Jour 61- Lever à 3h30 pour notre ascension du Mont Whitney. Le chemin jusqu'au sommet semble incroyablement long, et surtout extrêmement éprouvant. Entre la longue section sur la neige, les passages où le sentier est coupé et il faut donc grimper à travers les cailloux et le dénivelé important, on a l'impression que plus on avance et plus le sommet s'éloigne de nous. Après 8 heures de marche et 10 heures depuis notre dernier repas, épuisées, nous arrivons enfin en haut du plus haut sommet des États-Unis, à 4 421 mètres, d'où nous attend une vue à 360° sur la chaîne de la Haute Sierra -- et d'où aussi on célèbre, entre autres, le Hikers' Naked Day / la Journées des Randonneurs Nus !
Jours 62 et 63 - Un autre type de challenge nous attend aujourd'hui. Nous avons trois rivières à fort courant à passer. Si la première se passe bien, en arrivant à la deuxième, on a beau monter et descendre le long de la rivière, le courant est extrêmement fort. La rivière est impassable à cause de la fonte de neige de l'après-midi. On décide d'attendre le lendemain matin, quand le niveau de l'eau aura baissé. Si on sent toujours qu'on ne peut pas traverser, on fera demi-tour. Le lendemain matin, terriblement anxieuses à l'idée de traverser, on passe deux heures dans la tente à se demander si ça vaut le coup de prendre tant de risques et d'avoir la boule au ventre juste pour faire chaque km de la trail. On décide malgré tout de compter l'une sur l'autre et de finir notre section, sans revenir en arrière.

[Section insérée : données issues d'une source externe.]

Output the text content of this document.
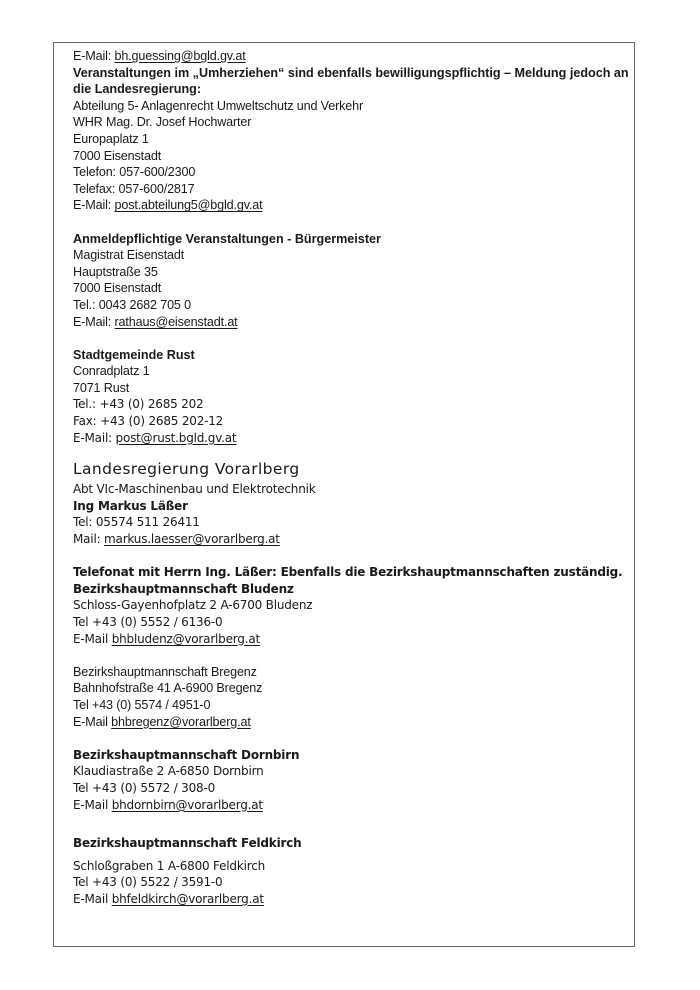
E-Mail: bh.guessing@bgld.gv.at
Veranstaltungen im „Umherziehen“ sind ebenfalls bewilligungspflichtig – Meldung jedoch an die Landesregierung:
Abteilung 5- Anlagenrecht Umweltschutz und Verkehr
WHR Mag. Dr. Josef Hochwarter
Europaplatz 1
7000 Eisenstadt
Telefon: 057-600/2300
Telefax: 057-600/2817
E-Mail: post.abteilung5@bgld.gv.at
Anmeldepflichtige Veranstaltungen - Bürgermeister
Magistrat Eisenstadt
Hauptstraße 35
7000 Eisenstadt
Tel.: 0043 2682 705 0
E-Mail: rathaus@eisenstadt.at
Stadtgemeinde Rust
Conradplatz 1
7071 Rust
Tel.: +43 (0) 2685 202
Fax: +43 (0) 2685 202-12
E-Mail: post@rust.bgld.gv.at
Landesregierung Vorarlberg
Abt VIc-Maschinenbau und Elektrotechnik
Ing Markus Läßer
Tel: 05574 511 26411
Mail: markus.laesser@vorarlberg.at
Telefonat mit Herrn Ing. Läßer: Ebenfalls die Bezirkshauptmannschaften zuständig.
Bezirkshauptmannschaft Bludenz
Schloss-Gayenhofplatz 2 A-6700 Bludenz
Tel +43 (0) 5552 / 6136-0
E-Mail bhbludenz@vorarlberg.at
Bezirkshauptmannschaft Bregenz
Bahnhofstraße 41 A-6900 Bregenz
Tel +43 (0) 5574 / 4951-0
E-Mail bhbregenz@vorarlberg.at
Bezirkshauptmannschaft Dornbirn
Klaudiastraße 2 A-6850 Dornbirn
Tel +43 (0) 5572 / 308-0
E-Mail bhdornbirn@vorarlberg.at
Bezirkshauptmannschaft Feldkirch
Schloßgraben 1 A-6800 Feldkirch
Tel +43 (0) 5522 / 3591-0
E-Mail bhfeldkirch@vorarlberg.at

On entame la traversée de la rivière mais dans un endroit plus profond qu'anticipé. Ju passe la première et commence à être emportée par le courant, rattrapée heureusement ensuite par Cam. On descend un peu plus loin et on traverse chacune notre tour, Ju en premier, prête à rattraper Cam de l'autre côté. Peu de temps après, on aperçoit un couple dont la femme est en très grande difficulté pour traverser. Son mari est de notre côté, mais elle est tombée et a été emportée par le courant et maintenant est trop effrayée pour retenter. Nous nous mettons à trois, nous deux et son mari, pour l'aider à traverser et la rattrapons in extremis. Pour la troisième rivière, on décide de traverser en même temps, Ju en amont pour casser le courant, Cam en aval pour aider à avancer. On sent nos jambes qui tremblent d'angoisse, tout peut si vite basculer, Ju en perd une chaussure face à la force du courant, mais la technique est efficace et on passe de l'autre côté. On continue notre route en direction du col de Forester (que nous passerons le lendemain) sur une neige toute molle et donc sur laquelle il est plus fatigant de marcher.

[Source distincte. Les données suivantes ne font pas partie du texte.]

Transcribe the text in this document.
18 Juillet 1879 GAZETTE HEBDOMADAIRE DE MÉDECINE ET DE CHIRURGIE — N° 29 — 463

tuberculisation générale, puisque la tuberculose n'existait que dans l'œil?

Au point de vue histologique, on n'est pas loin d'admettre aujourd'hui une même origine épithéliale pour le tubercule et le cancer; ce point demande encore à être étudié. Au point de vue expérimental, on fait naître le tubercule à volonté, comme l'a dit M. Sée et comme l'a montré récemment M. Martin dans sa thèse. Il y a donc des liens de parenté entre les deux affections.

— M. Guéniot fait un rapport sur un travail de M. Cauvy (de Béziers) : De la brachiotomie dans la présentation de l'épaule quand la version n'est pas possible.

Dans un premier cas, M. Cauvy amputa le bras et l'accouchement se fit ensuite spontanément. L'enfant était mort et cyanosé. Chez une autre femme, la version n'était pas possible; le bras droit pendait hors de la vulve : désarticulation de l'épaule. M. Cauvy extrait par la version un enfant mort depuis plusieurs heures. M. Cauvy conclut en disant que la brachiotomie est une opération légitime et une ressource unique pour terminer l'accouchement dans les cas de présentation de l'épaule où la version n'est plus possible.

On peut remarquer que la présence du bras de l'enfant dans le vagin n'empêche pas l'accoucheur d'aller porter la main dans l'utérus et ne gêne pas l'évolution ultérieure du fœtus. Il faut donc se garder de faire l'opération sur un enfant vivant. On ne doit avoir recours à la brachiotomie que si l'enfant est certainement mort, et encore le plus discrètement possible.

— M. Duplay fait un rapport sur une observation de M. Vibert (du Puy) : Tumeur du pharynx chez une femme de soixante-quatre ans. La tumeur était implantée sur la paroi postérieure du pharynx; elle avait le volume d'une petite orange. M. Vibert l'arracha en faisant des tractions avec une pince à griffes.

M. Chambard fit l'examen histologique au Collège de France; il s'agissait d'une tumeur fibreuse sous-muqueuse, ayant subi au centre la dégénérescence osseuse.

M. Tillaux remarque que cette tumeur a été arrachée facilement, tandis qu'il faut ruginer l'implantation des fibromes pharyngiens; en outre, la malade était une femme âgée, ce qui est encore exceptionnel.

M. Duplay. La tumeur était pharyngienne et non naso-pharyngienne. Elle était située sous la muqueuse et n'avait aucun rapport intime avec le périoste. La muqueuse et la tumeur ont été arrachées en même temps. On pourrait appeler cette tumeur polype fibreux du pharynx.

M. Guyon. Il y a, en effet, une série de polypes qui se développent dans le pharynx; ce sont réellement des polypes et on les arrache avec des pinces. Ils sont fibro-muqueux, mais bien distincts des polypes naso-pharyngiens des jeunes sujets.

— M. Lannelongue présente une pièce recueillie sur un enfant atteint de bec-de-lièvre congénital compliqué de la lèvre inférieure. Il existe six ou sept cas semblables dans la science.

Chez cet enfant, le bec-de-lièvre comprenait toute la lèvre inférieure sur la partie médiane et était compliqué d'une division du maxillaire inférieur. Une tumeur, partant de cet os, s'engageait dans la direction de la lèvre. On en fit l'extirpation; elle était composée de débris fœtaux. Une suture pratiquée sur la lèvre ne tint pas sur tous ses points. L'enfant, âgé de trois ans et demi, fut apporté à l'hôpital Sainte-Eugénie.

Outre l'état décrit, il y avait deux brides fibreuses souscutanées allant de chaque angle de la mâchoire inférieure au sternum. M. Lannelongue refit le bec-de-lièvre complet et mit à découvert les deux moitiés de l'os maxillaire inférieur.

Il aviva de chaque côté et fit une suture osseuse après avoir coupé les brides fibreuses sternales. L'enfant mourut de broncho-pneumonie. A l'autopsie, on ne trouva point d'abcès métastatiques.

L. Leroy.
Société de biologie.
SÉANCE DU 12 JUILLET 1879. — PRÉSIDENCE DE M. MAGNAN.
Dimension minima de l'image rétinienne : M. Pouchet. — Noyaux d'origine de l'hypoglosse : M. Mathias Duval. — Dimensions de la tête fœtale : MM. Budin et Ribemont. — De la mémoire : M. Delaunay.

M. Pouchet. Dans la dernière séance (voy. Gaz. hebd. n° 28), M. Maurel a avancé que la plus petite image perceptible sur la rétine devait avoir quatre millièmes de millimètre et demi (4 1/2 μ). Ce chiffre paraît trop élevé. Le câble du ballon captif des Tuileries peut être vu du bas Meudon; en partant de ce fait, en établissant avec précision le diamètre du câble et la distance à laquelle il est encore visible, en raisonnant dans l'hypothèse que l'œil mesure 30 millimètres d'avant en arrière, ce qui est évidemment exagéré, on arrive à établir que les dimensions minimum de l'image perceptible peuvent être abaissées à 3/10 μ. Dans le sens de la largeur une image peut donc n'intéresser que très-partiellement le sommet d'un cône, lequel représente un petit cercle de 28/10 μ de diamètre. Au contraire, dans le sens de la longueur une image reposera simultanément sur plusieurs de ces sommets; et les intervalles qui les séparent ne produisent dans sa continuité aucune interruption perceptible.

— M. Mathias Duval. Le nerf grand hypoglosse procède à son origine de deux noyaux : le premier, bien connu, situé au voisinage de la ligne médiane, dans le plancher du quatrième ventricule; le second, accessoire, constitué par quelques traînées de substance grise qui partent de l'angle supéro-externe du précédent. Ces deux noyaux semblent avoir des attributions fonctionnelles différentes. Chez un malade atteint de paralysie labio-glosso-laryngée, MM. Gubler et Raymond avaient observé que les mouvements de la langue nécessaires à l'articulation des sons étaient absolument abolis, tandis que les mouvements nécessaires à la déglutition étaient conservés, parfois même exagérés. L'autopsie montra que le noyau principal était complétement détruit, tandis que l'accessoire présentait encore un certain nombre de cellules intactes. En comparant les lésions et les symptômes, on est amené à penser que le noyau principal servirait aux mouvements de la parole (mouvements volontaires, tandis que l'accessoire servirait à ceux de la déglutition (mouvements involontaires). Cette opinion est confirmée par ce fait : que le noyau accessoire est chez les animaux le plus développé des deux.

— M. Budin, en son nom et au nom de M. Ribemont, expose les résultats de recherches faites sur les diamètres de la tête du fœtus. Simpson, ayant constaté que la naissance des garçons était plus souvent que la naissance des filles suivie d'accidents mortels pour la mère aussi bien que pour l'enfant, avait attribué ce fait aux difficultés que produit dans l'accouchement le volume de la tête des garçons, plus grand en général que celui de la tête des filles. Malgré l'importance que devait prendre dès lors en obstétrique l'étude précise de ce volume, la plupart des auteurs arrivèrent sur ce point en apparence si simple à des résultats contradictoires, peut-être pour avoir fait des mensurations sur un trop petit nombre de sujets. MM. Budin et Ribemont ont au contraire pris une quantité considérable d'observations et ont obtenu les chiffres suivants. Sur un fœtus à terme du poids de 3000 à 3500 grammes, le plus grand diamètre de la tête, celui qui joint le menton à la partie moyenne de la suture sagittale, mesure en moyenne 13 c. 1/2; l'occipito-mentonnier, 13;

Jour 64 - On part un peu avant 7h pour profiter d'une neige encore dure sur la pente du col de Forester, point le plus haut de la PCT à 4 008m. On est entourées d'autres hikers et on s'encourage les uns les autres. Armées de nos crampons et notre piolet, la pente est raide mais l'épreuve n'est pas si effrayante que cela. En étant prudentes, elle est même plus facile que celles des jours précédents et le passage du col de Forester est l'un de nos meilleurs moments sur la trail. La route de la descente est longue et fatigante sur la neige molle. Notre dernier passage de rivière se fait sur un rondin tombé au dessus du courant déchaîné, en faisant bien attention de ne pas pas glisser.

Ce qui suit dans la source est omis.